From weight loss to digestion, 5 reasons you can’t afford to miss out on cabbage

Low in calories and packed with vital nutrients, cabbage is a versatile food choice. It can be used to prepare a wide variety of meals such as soups, salads, and roasted or gravy-based savoury dishes.

This vegetable can be found in green, white, or purple colours, and belongs to the ‘Brassica’ genus of vegetables, which includes broccoli, cauliflower and kale. Cabbage provides a number of health benefits, from managing weight to reducing blood pressure, and is low on calories.

cabbage
Add cabbage to your diet right away to stay healthy! Image courtesy: Shutterstock
Here are five benefits of adding cabbage to your diet

1. Packed with nutrients

This low calorie (22 calories per serving) vegetable contains protein, folate, potassium, magnesium, and calcium. It also contains a host of vitamins, such as K, B6, and C. These nutrients help facilitate critical bodily functions such as metabolism and the nervous system. As per research by Asian Pacific Journal of Cancer Prevention, cabbage is high in fiber and contains powerful antioxidants that help protect the body from damage caused by free radicals.

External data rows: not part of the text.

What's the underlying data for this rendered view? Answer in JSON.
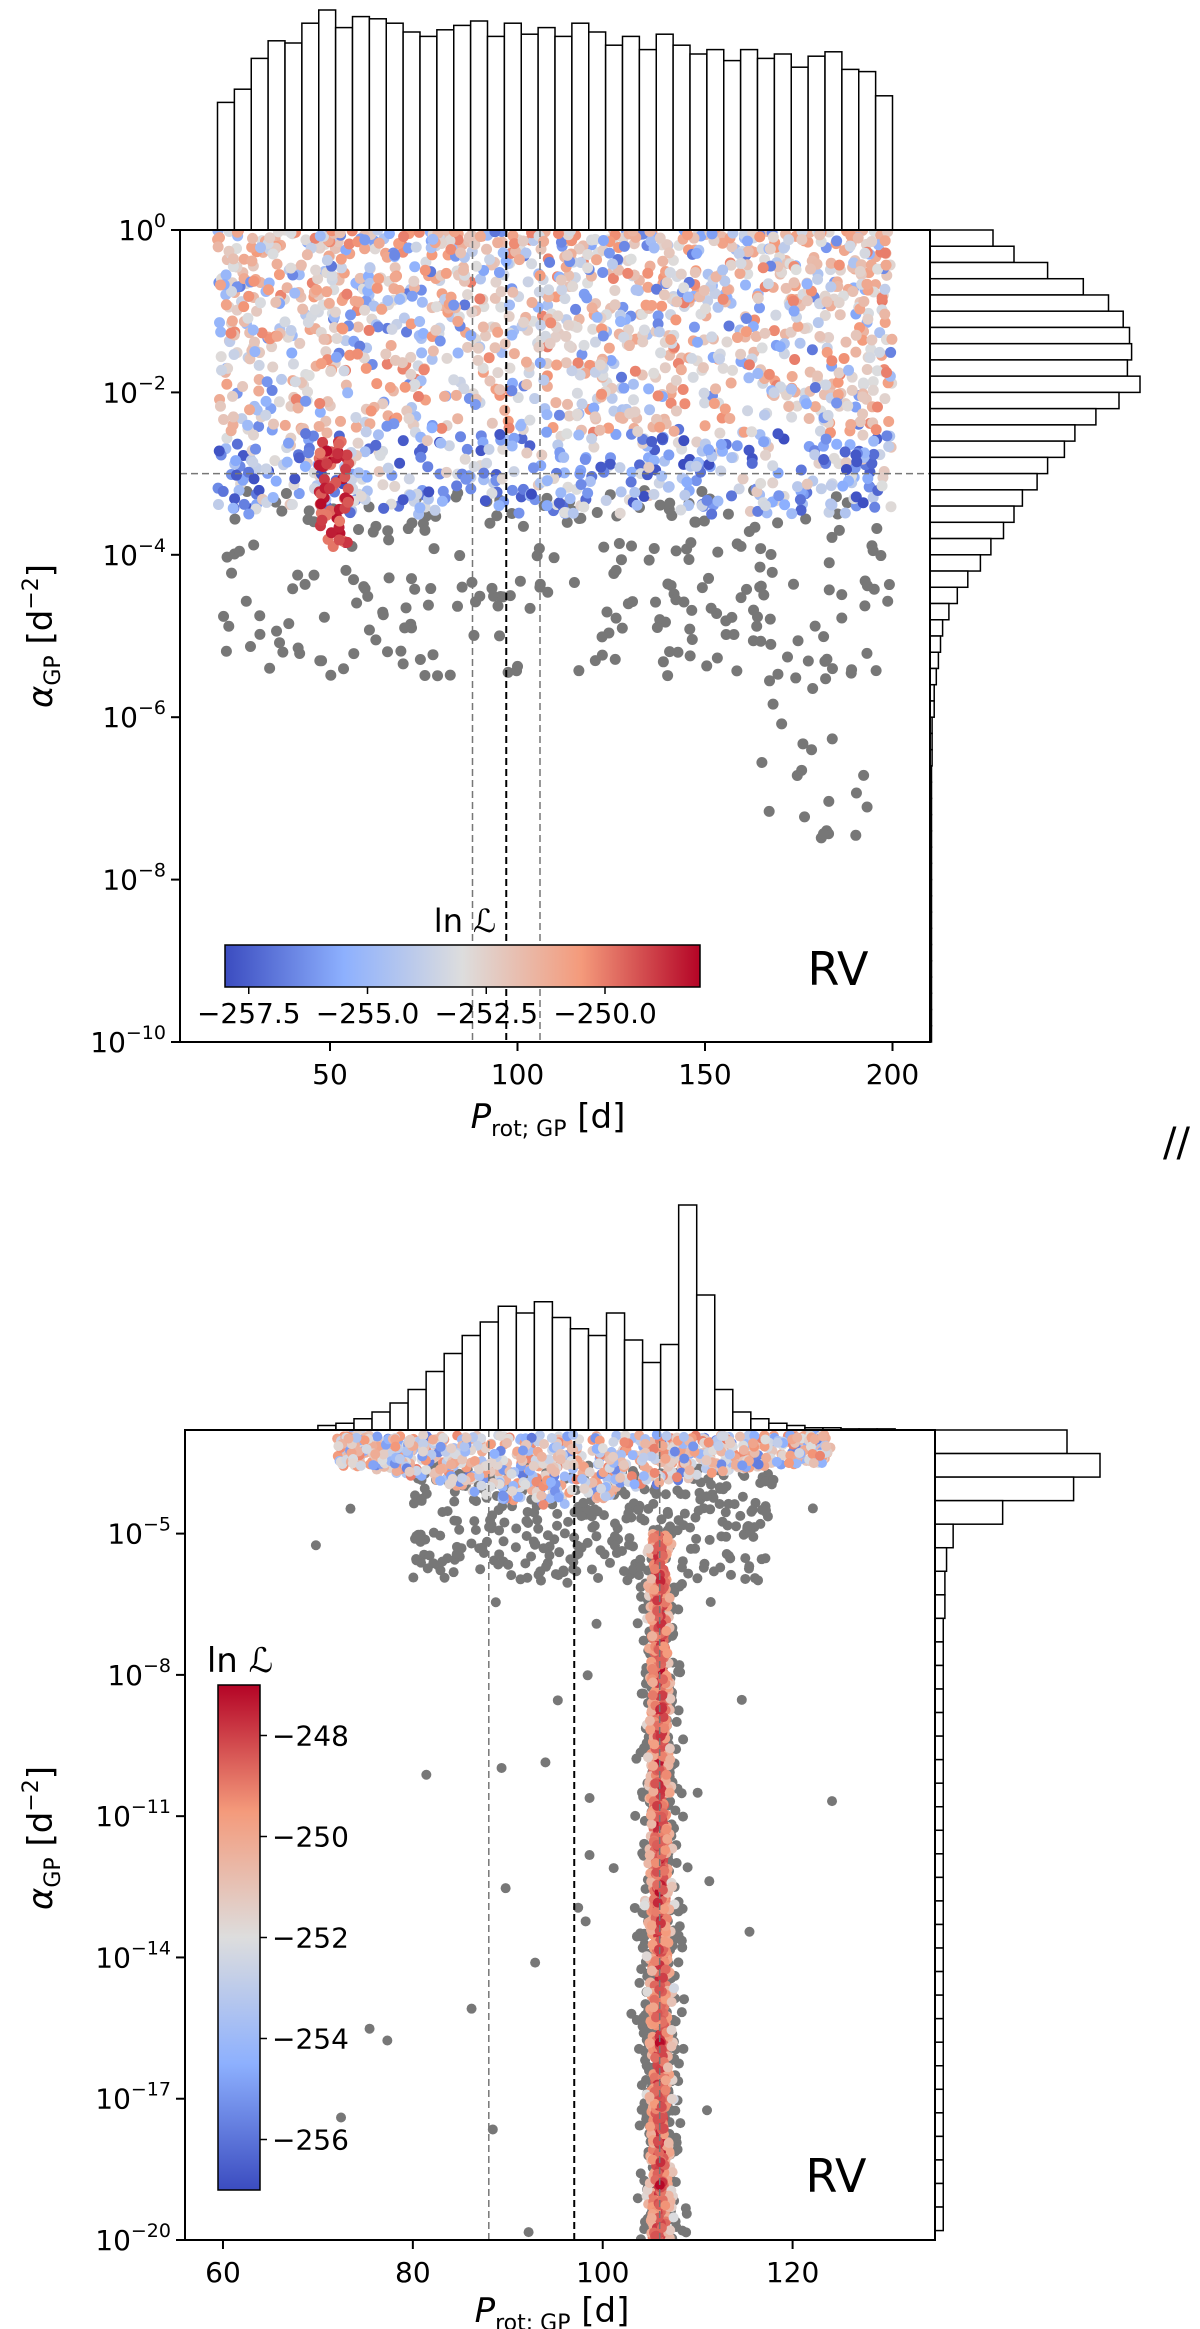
{
  "separator": "//",
  "chart_data": [
    {
      "type": "scatter",
      "label": "RV",
      "xlabel": "P_rot; GP [d]",
      "ylabel": "α_GP [d⁻²]",
      "xlim": [
        10,
        210
      ],
      "ylim_exp": [
        -10,
        0
      ],
      "log_y": true,
      "xticks": [
        50,
        100,
        150,
        200
      ],
      "yticks_exp": [
        -10,
        -8,
        -6,
        -4,
        -2,
        0
      ],
      "vlines": [
        {
          "x": 97,
          "style": "dashed-dark"
        },
        {
          "x": 88,
          "style": "dashed-gray"
        },
        {
          "x": 106,
          "style": "dashed-gray"
        }
      ],
      "hlines": [
        {
          "y_exp": -3,
          "style": "dashed-gray"
        }
      ],
      "colorbar": {
        "label": "ln ℒ",
        "orientation": "horizontal",
        "ticks": [
          -257.5,
          -255.0,
          -252.5,
          -250.0
        ],
        "tick_labels": [
          "−257.5",
          "−255.0",
          "−252.5",
          "−250.0"
        ],
        "range": [
          -258,
          -248
        ],
        "colormap": "coolwarm"
      },
      "histogram_x": {
        "edges_start": 20,
        "bin_width": 4.5,
        "counts": [
          0.58,
          0.64,
          0.78,
          0.86,
          0.85,
          0.94,
          1.0,
          0.92,
          0.97,
          0.96,
          0.94,
          0.9,
          0.88,
          0.91,
          0.93,
          0.95,
          0.88,
          0.94,
          0.89,
          0.92,
          0.88,
          0.94,
          0.9,
          0.84,
          0.88,
          0.82,
          0.89,
          0.84,
          0.8,
          0.82,
          0.77,
          0.82,
          0.78,
          0.8,
          0.74,
          0.79,
          0.81,
          0.73,
          0.72,
          0.61
        ]
      },
      "histogram_y": {
        "edges_start_exp": 0,
        "bin_width_exp": -0.2,
        "counts": [
          0.3,
          0.4,
          0.56,
          0.73,
          0.85,
          0.92,
          0.95,
          0.96,
          0.94,
          1.0,
          0.9,
          0.79,
          0.69,
          0.64,
          0.56,
          0.51,
          0.44,
          0.4,
          0.35,
          0.29,
          0.24,
          0.18,
          0.13,
          0.09,
          0.06,
          0.05,
          0.04,
          0.03,
          0.02,
          0.02,
          0.01,
          0.01,
          0.01,
          0.005,
          0.005,
          0.005,
          0.004,
          0.004,
          0.003,
          0.003,
          0.003,
          0.003,
          0.002,
          0.002,
          0.002,
          0.002,
          0.002,
          0.002,
          0.002,
          0.002
        ]
      },
      "series": [
        {
          "name": "ln ℒ colored samples",
          "density": [
            {
              "x_range": [
                20,
                200
              ],
              "y_exp_range": [
                -3.5,
                0
              ],
              "n": 1800
            },
            {
              "x_range": [
                47,
                55
              ],
              "y_exp_range": [
                -3.9,
                -2.6
              ],
              "n": 60
            }
          ]
        },
        {
          "name": "outside colorbar range",
          "color": "#777777",
          "density": [
            {
              "x_range": [
                20,
                200
              ],
              "y_exp_range": [
                -5.5,
                -3.2
              ],
              "n": 240
            },
            {
              "x_range": [
                165,
                195
              ],
              "y_exp_range": [
                -7.5,
                -5
              ],
              "n": 30
            }
          ]
        }
      ]
    },
    {
      "type": "scatter",
      "label": "RV",
      "xlabel": "P_rot; GP [d]",
      "ylabel": "α_GP [d⁻²]",
      "xlim": [
        56,
        135
      ],
      "ylim_exp": [
        -20,
        -2.8
      ],
      "log_y": true,
      "xticks": [
        60,
        80,
        100,
        120
      ],
      "yticks_exp": [
        -20,
        -17,
        -14,
        -11,
        -8,
        -5
      ],
      "vlines": [
        {
          "x": 97,
          "style": "dashed-dark"
        },
        {
          "x": 88,
          "style": "dashed-gray"
        },
        {
          "x": 106,
          "style": "dashed-gray"
        }
      ],
      "colorbar": {
        "label": "ln ℒ",
        "orientation": "vertical",
        "ticks": [
          -248,
          -250,
          -252,
          -254,
          -256
        ],
        "tick_labels": [
          "−248",
          "−250",
          "−252",
          "−254",
          "−256"
        ],
        "range": [
          -257,
          -247
        ],
        "colormap": "coolwarm"
      },
      "histogram_x": {
        "edges_start": 70,
        "bin_width": 1.9,
        "counts": [
          0.02,
          0.03,
          0.05,
          0.08,
          0.12,
          0.18,
          0.26,
          0.34,
          0.42,
          0.48,
          0.55,
          0.52,
          0.57,
          0.5,
          0.45,
          0.42,
          0.52,
          0.4,
          0.3,
          0.38,
          1.0,
          0.6,
          0.18,
          0.08,
          0.05,
          0.03,
          0.02,
          0.01,
          0.01,
          0.005,
          0.005,
          0.005
        ]
      },
      "histogram_y": {
        "edges_start_exp": -2.8,
        "bin_width_exp": -0.5,
        "counts": [
          0.8,
          1.0,
          0.84,
          0.41,
          0.11,
          0.07,
          0.06,
          0.06,
          0.05,
          0.05,
          0.05,
          0.05,
          0.05,
          0.05,
          0.05,
          0.05,
          0.05,
          0.05,
          0.05,
          0.05,
          0.05,
          0.05,
          0.05,
          0.05,
          0.05,
          0.05,
          0.05,
          0.05,
          0.05,
          0.05,
          0.05,
          0.05,
          0.05,
          0.05
        ]
      },
      "series": [
        {
          "name": "ln ℒ colored samples",
          "density": [
            {
              "x_range": [
                72,
                124
              ],
              "y_exp_range": [
                -4.5,
                -2.9
              ],
              "n": 900
            },
            {
              "x_range": [
                103.5,
                108.5
              ],
              "y_exp_range": [
                -20,
                -5
              ],
              "n": 1100
            }
          ]
        },
        {
          "name": "outside colorbar range",
          "color": "#777777",
          "density": [
            {
              "x_range": [
                80,
                118
              ],
              "y_exp_range": [
                -6,
                -3.5
              ],
              "n": 350
            },
            {
              "x_range": [
                100,
                112
              ],
              "y_exp_range": [
                -20,
                -6
              ],
              "n": 600
            },
            {
              "x_range": [
                60,
                125
              ],
              "y_exp_range": [
                -20,
                -3
              ],
              "n": 40
            }
          ]
        }
      ]
    }
  ]
}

2. Helps reduce inflammation

Chronic inflammation is associated with many serious diseases such as heart ailments, rheumatoid arthritis and inflammatory bowel disease. Cruciferous (plants of the cabbage family) vegetables like cabbage contain antioxidants, which can help reduce chronic inflammation. Antioxidants such as sulforaphane and kaempferol found in cabbage provide an anti-inflammatory effect, as per research published by the journal Clinical Phytoscience.

3. Aids digestion

This vegetable contains gut-friendly insoluble fiber. As per research published by World Journal of Gastroenterology, fiber helps maintain the health of the digestive system by adding bulk to the stool and promoting regular bowel movements.

digestion
Got digestion problems? Fix them with cabbage. Image courtesy: Shutterstock

4. Weight management

Cabbage is low in calories. In fact, one cup of cooked cabbage has only 34 calories, making it an excellent option for weight management. It also has a high fiber content, which boosts energy levels and creates a sense of fullness in the stomach. As per a study published by the journal Nutrition Reviews, an increase in either soluble or insoluble fiber intake increases post-meal satiety and decreases subsequent hunger.

5. Regulates blood pressure

Cabbage is an excellent source of Potassium, which is an important mineral and electrolyte that promotes bodily functions, including blood pressure levels. A high blood pressure can be a life-threatening condition, if not treated in a timely manner through interventions both dietary and exercise oriented. Potassium helps regulate blood pressure by counteracting the effects of sodium content in the body. In fact, as per American Journal of Physiology-Endocrinology and Metabolism, eating potassium-rich cabbage is a delicious way to lower high blood pressure and it helps to keep it in a healthy range.

So, ladies, consider incorporating cabbage in your diet, and give a tasty boost to your overall health and wellbeing!